“Probably has Irish blood,” thought Mary, sorting out her impressions of him.

“Take the car around—no; what am I thinking of? Of course Mrs. Garden must see it. She’s not down yet, Mary?” asked Win.

“MARY, THIS IS WILFRID WILLOUGHBY, WHO DRIVES SPLENDIDLY AND IS GOING TO LOOK AFTER US THIS SUMMER.”

“No, but I’m sure she’ll not be long. I’ll tell her you’ve come. I’m so glad you’re back, you three! I wonder what I should do if I had to be separated from you long? Florimel, what is in that basket?” Mary stopped and looked reproachfully at Florimel, for the basket unmistakably wriggled in a most unnatural way.

“It was lost, Mary!” cried Florimel. “It rubbed up against us in the street. Jane said we mustn’t let it rub, or its bones would prick right through, it is so thin.

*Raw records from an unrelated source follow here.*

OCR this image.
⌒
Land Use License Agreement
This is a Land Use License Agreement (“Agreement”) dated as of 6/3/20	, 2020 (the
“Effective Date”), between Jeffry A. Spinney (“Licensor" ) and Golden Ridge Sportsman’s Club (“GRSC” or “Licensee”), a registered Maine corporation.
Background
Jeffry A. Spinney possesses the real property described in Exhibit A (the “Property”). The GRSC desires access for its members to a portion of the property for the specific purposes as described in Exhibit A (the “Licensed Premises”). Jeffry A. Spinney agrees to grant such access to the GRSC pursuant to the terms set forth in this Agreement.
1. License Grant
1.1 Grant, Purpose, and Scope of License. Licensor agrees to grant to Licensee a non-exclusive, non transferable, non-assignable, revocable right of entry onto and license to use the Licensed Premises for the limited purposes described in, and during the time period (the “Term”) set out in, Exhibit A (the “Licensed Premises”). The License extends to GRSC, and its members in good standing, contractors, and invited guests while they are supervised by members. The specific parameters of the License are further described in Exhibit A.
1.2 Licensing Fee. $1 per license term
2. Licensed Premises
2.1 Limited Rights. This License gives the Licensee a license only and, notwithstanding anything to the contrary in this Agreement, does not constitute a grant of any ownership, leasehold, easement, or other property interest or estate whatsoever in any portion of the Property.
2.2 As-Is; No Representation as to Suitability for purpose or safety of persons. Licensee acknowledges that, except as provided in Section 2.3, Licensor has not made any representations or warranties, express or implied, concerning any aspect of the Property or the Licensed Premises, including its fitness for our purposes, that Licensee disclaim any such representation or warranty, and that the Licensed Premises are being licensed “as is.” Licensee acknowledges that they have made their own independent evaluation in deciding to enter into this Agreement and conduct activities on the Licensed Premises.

But it will be beautiful when it’s fed and petted a little while. It was so grateful! Win went into a restaurant and bought one of those terrible thick saucers, like a scooped-out cobblestone, and some warm milk, and fed it right in a convenient to-let doorway, in the street. And it was so hungry it shook so it could hardly eat, and so grateful when it had taken it all up! We stood around it, of course, keeping off frights from it. Jane said if we left it, we’d be worse than the cruel uncles of the Babes in the Wood, for there wasn’t the ghost of a chance for it, not even of robins covering it, if it died in the street! And we all said one more in Vineclad, and this big place, would never be noticed, so we bought this basket and we took it back to the hotel and smuggled it in, and Win bribed the chambermaid to help us, and she did, and it has ridden up here as contented as we were! Even when Willoughby let the car out, to show what it could do, it never minded a speck! So I knew you’d be glad we came along and saved one starving thing! If everybody saved just one, there wouldn’t be one left to suffer! Isn’t that a hard thing to know, when they won’t do it?”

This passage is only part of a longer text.